CHAPITRE 62 : La boîte

4 0 0
                                    

C'est en sortant de l'école que ça la frappa : Elo avait mal aux zygomatiques à force de sourire.

Adossée contre la pierre froide qui servait de socle à l'un des deux lions de la Porte Jaujard, Baudelaire l'attendait. Ses cheveux brun coupés courts étaient cachés sous un bonnet bordeaux. Elle lui renvoyait un sourire encore plus large.

- Alors, alors ?

- Mention très honorable.

- Youhou !

Elo réceptionna Baudi qui bondit dans ses bras. Après une étreinte qui la réconforta jusqu'aux os, la poétesse la lâcha pour aller sautiller sur la pelouse émeraude. Quelques corbeaux mécontents croassèrent contre elle, boitillant en arrière.

- Ma coloc' est docteur en égyptologie !

- Je ne suis pas docteur ! Je t'ai déjà expliqué... j'ai validé ma thèse, oui, j'ai mon diplôme ici, mais l'École doctorale n'a pas validé mon parcours...

- Avec les applaudissements que j'ai entendus d'ici, je pensais qu'ils avaient changé d'avis... !

- Nop ! Pas de fouilles, pas de doctorat. Pas de doctorat, pas de doctorat.

- Eloïse ?

Elle se retourna vers sa directrice de recherche. Elle descendait les marches dans son long manteau noir, les mains déjà aux prises avec une cigarette et un briquet.

- C'est votre amie ? Baudelaire ?

La petite brune les rejoint en deux sauts de cabri.

- Vous pouvez m'appeler Baudi, dit-elle en tendant la main.

- Je voulais vous remercier.

- Ah, bon.

- Vous faites partie des Héros à ce que j'ai entendu, s'amusa la conservatrice dans une bouffée de fumée.

- Ah ah ! Je n'en reviens toujours pas d'avoir trimballé un pénis dans mon sac à dos ! C'est une anecdote à ressortir en soirée...

- Vous ne lui aviez pas dit ? s'étonna Sandrine à l'intention d'Elo.
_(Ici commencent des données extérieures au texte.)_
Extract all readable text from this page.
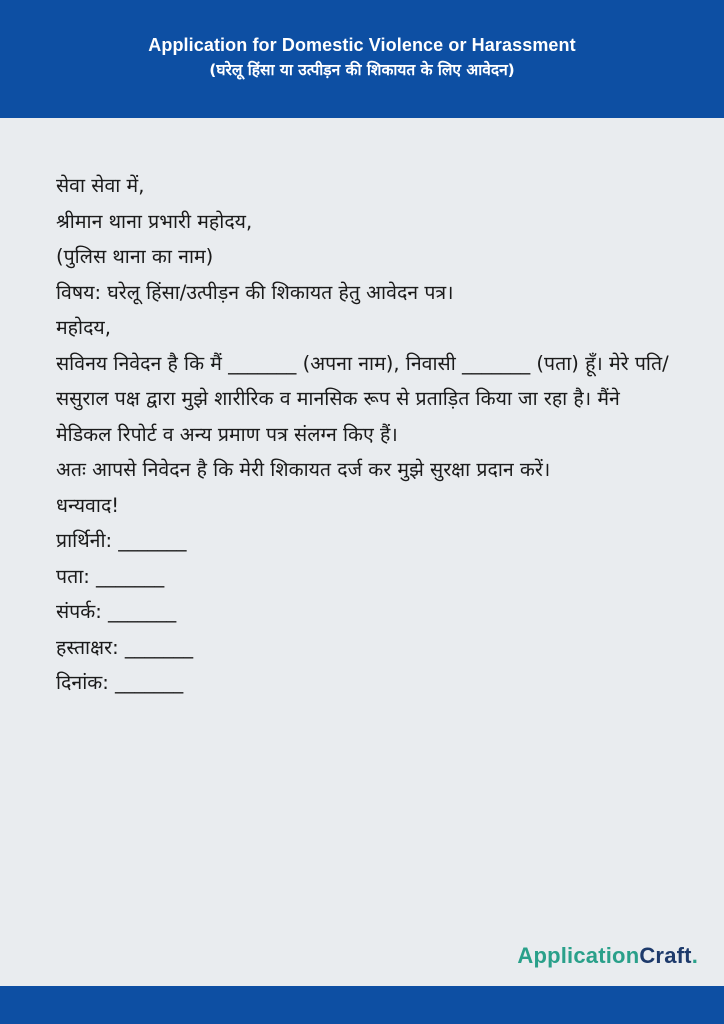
Application for Domestic Violence or Harassment
(घरेलू हिंसा या उत्पीड़न की शिकायत के लिए आवेदन)
सेवा सेवा में,
श्रीमान थाना प्रभारी महोदय,
(पुलिस थाना का नाम)
विषय: घरेलू हिंसा/उत्पीड़न की शिकायत हेतु आवेदन पत्र।
महोदय,
सविनय निवेदन है कि मैं _______ (अपना नाम), निवासी _______ (पता) हूँ। मेरे पति/ससुराल पक्ष द्वारा मुझे शारीरिक व मानसिक रूप से प्रताड़ित किया जा रहा है। मैंने मेडिकल रिपोर्ट व अन्य प्रमाण पत्र संलग्न किए हैं।
अतः आपसे निवेदन है कि मेरी शिकायत दर्ज कर मुझे सुरक्षा प्रदान करें।
धन्यवाद!
प्रार्थिनी: _______
पता: _______
संपर्क: _______
हस्ताक्षर: _______
दिनांक: _______
ApplicationCraft.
Celle-ci tenta de dissimuler son sourire entre ses épaules. Non, elle n'en avait rien dit, ni à Baudi ni à la Capitaine ; à personne dans les catacombes. Elle ne se souvenait pas exactement quand elle avait compris ce que contenait la boîte ; peut-être quand les Chérubins l'avaient appelée la « Main d'Isis », ou peut-être quand elle avait vu cette marque sur le pelvis de la momie muscade. Cependant, elle n'en avait eu confirmation qu'en assistant à l'ouverture dans les laboratoires du C2RMF, sous le Louvre. Beaucoup avaient été surpris, certains déçus. Mais pour Elo et Sandrine, c'était seulement logique. Car, selon le mythe le plus répandu, Osiris, découpé en quatorze morceaux par son frère Seth, avait été rafistolé par Isis, son épouse divine, aidée de Nephtys et Anubis - entre autres divinités. Isis avait parcouru toute l'Égypte en quête des morceaux de son époux et avait pu les rassembler pour reconstituer le corps d'Osiris... toutefois à l'exception du pénis, mangé par les poissons-oxyrhynques. Isis avait donc façonné le membre manquant et l'avait dressé sur la momie d'Osiris - la première momie jamais réalisée. Ce détail expliquait notamment pourquoi certaines momies d'hommes avaient leur phallus enroulé de bandelettes et monté sur une tige de bois, afin de le maintenir... en érection. En effet, l'une des données importantes de ce mythe étant qu'Osiris, divinité permettant la renaissance de la terre, notamment à travers l'action d'Isis qui lui avait rendu la vie ; cette vie retrouvée en engendra même une nouvelle, car après avoir reconstitué la momie d'Osiris, Isis, sous sa forme d'oiseau rapace, se posa sur le membre dressé et, de cet accouplement, naquit Horus.